O
que iria acontecer se, de repente, nós, pessoas e coletivos, que nos definimos
como insurgentes, a partir de práticas de resistência, oposição e de luta por
democracia real, simplesmente, respondendo ao "sonho" neoconservador
de vários segmentos do poder, parássemos de protestar, de denunciar, de
questionar, de fazer oposição? Qual seria o efeito disso para a vida social?

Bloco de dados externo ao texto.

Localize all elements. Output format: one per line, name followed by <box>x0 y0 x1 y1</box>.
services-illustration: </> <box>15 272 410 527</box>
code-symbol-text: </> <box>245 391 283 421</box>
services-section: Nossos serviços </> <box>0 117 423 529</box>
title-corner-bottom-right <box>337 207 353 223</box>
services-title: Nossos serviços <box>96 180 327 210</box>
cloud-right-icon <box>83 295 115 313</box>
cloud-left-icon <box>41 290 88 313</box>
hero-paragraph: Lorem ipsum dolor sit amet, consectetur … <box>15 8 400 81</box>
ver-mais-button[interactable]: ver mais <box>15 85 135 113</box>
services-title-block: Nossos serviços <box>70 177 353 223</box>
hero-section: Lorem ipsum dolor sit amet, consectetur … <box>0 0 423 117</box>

Vocês conseguem imaginar uma greve geral invertida? Seria mais ou menos assim:
ninguém diria uma palavra sequer de contraposição a nenhuma ordem do sistema de
dominação, ninguém faria nenhum questionamento, nenhuma problematização, sempre
que houvesse alguma dúvida, perguntaríamos ao chefe e ao chefe do chefe e assim
por diante sobre como fazer e como encaminhar, anularíamos completamente o
campo de autonomia das pessoas e dos coletivos, faríamos adesão total a
qualquer ordem recebida da polícia, da justiça, dos governos, se nos dissessem
para calar, calaríamos, se nos dissessem para andar, andaríamos, se nos
dissessem para morrer, morreríamos, não questionaríamos nada, nenhuma ordem,
faríamos a obediência total e irrestrita aos preceitos emanados das
autoridades, qualquer instância que se apresentasse como instância de
autoridade seria imediatamente reconhecida e geraria nossa obediência cega,
independente de avaliações de conteúdos e méritos, avaliar seria um atributo
exclusivo da instância de autoridade social, iríamos assim todos colaborar com
a polícia denunciando toda e qualquer pessoa e coletivo que estivesse
realizando algo que parecesse fugir ou colocar em xeque a manutenção da ordem
social, não permitiríamos no cotidiano qualquer fala ou qualquer gesto que não
correspondesse aos tutoriais divulgados amplamente pelas autoridades sociais
sobre como se comportar, se vestir, caminhar e buscaríamos cumprir nos detalhes
mais ínfimos a adesão total aos tutoriais disponibilizados pelo Estado e seus
representantes sociais, faríamos um silêncio total em relação a qualquer tema
de contestação, aboliríamos os vocabulários de contestação, apagaríamos da
memória social qualquer elemento que veiculasse alguma lembrança em torno de
formas de contestação da ordem, faríamos a hierarquização das posições sociais
de acordo com os ditames, sem nenhum questionamento quanto aos critérios e à
fonte da legitimidade destes critérios. Pergunto então a vocês: como seria
viver assim? quais seriam os efeitos para a nossa existência se realizássemos
com rigor absoluto o ideal de "paz total" da ordem social, excluindo
qualquer possibilidade de desordem? Vocês conseguem imaginar que tipo de vida
teríamos, se assim agíssemos?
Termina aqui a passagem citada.